Quanto vorrei che la tavoletta di cioccolata bianca Galak non costasse solo 78 centesimi.
Così, giusto per evitare di pensare, ogni volta, “masssì, cosa sono 78 centesimi” per poi tornare a casa e finirla in meno di mezz’ora.
Un altro quadratino…vabbè un altro quadratino…un altro piccolo e poi basta, ti metto nel cassetto, stronza. Guarda, solo i briciolini che rimangono sulla carta. Poi basta. No dai, un altro

Sniff.

6 Responses to “Dipendenze pericolose”

  1. giuy scrive:

    a me succede con gli oveti kinder in pacchetto da tre!

  2. MonicaGellerB scrive:

    In realtà a me succede anche con il Kinder Cioccolato (Licia Colò e koala permettendo), ma è quel “78 centesimi” che mi frega…

  3. LeggeParziale scrive:

    Mah! Io ‘ste cose non le capisco. Davvero. Dipendenze assurde.
    Senti, ti mando quella foto di me che ti avevo promesso.

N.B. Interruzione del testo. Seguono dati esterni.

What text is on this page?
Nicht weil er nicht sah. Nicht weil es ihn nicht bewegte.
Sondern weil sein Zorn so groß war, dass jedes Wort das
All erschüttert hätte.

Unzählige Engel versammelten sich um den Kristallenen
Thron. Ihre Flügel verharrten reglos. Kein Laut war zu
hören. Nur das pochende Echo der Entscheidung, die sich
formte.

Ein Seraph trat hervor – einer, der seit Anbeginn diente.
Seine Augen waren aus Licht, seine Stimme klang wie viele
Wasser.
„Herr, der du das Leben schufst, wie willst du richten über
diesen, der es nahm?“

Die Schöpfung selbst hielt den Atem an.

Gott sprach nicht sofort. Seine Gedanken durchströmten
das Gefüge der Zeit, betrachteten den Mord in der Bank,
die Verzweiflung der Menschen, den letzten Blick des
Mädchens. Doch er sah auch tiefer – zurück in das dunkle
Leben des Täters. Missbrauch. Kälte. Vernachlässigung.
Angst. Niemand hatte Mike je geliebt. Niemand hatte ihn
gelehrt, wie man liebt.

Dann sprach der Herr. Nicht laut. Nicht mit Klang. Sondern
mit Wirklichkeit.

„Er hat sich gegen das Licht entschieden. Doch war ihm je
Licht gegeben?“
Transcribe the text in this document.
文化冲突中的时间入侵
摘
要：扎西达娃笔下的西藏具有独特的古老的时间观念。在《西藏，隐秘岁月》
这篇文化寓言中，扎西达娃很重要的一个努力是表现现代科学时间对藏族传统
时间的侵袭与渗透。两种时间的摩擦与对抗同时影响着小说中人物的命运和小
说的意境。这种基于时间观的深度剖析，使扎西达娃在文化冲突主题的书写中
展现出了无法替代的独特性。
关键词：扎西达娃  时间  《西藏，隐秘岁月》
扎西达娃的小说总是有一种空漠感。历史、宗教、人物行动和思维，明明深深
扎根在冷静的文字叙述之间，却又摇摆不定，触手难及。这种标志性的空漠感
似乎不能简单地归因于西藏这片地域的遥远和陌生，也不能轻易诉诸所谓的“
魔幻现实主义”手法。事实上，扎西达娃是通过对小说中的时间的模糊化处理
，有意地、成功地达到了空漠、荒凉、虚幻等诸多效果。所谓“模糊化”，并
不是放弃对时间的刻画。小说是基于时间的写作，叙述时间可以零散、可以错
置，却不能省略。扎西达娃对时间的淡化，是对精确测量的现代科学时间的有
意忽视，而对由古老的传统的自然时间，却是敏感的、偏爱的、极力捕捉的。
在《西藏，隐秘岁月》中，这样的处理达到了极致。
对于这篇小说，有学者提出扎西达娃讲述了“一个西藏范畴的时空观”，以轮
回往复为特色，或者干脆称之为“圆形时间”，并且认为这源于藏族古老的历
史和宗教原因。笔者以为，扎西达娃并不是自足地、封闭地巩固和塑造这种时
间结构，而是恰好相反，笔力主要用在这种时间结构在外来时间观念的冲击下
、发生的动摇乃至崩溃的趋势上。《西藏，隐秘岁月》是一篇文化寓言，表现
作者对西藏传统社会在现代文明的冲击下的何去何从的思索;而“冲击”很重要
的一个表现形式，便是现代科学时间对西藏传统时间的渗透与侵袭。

    http://www.grandriverphoto.com/tmp/images/children_EDBW3445_Mya_Chocolate.jpg

  4. …se costa troppo è perché costa troppo, se costa troppo poco è perché costa troppo poco… uff!
    Va mai bene niente!

    =D

  5. Ares79 scrive:

    Piuttosto che essere fan di Gigi D’Alessio…

    Ma questa notizia non la commenti? Tu che sei un’esperta in materia televisiva?
    http://www.corriere.it/spettacoli/08_giugno_24/claudio_capone_morto_594978a6-41eb-11dd-b0b2-00144f02aabc.shtml

  6. MonicaGellerB scrive:

    6.37 (va bene anche così?), di solito è così ma con me non funziona. Se una cosa costa tanto ma diventa un chiodo fisso, a costo di aspettare mesi e mesi e di cercarla in capo al mondo, un giorno sarà mia (velato riferimento ad un costoso prodotto cosmetico sul quale sbavo da mesi – letteralmente, vado in profumeria e ci sbavo sopra – e che sento che tra poco sarà mio, mie care comare).
    Poi, chiaro, se costa meno tanto meglio, ma non sono tirchia, anzi.
    Viene da sé che 78 centesimi…insomma, 78 centesimi, che vuoi che siano?

    Ares, avrei voluto, ma mi venivano solo battute sul fatto che fosse stato anche il doppiatore del Reverendo Camden, e non mi pareva il caso (“esperta in materia televisiva” è parecchio ironico, no?).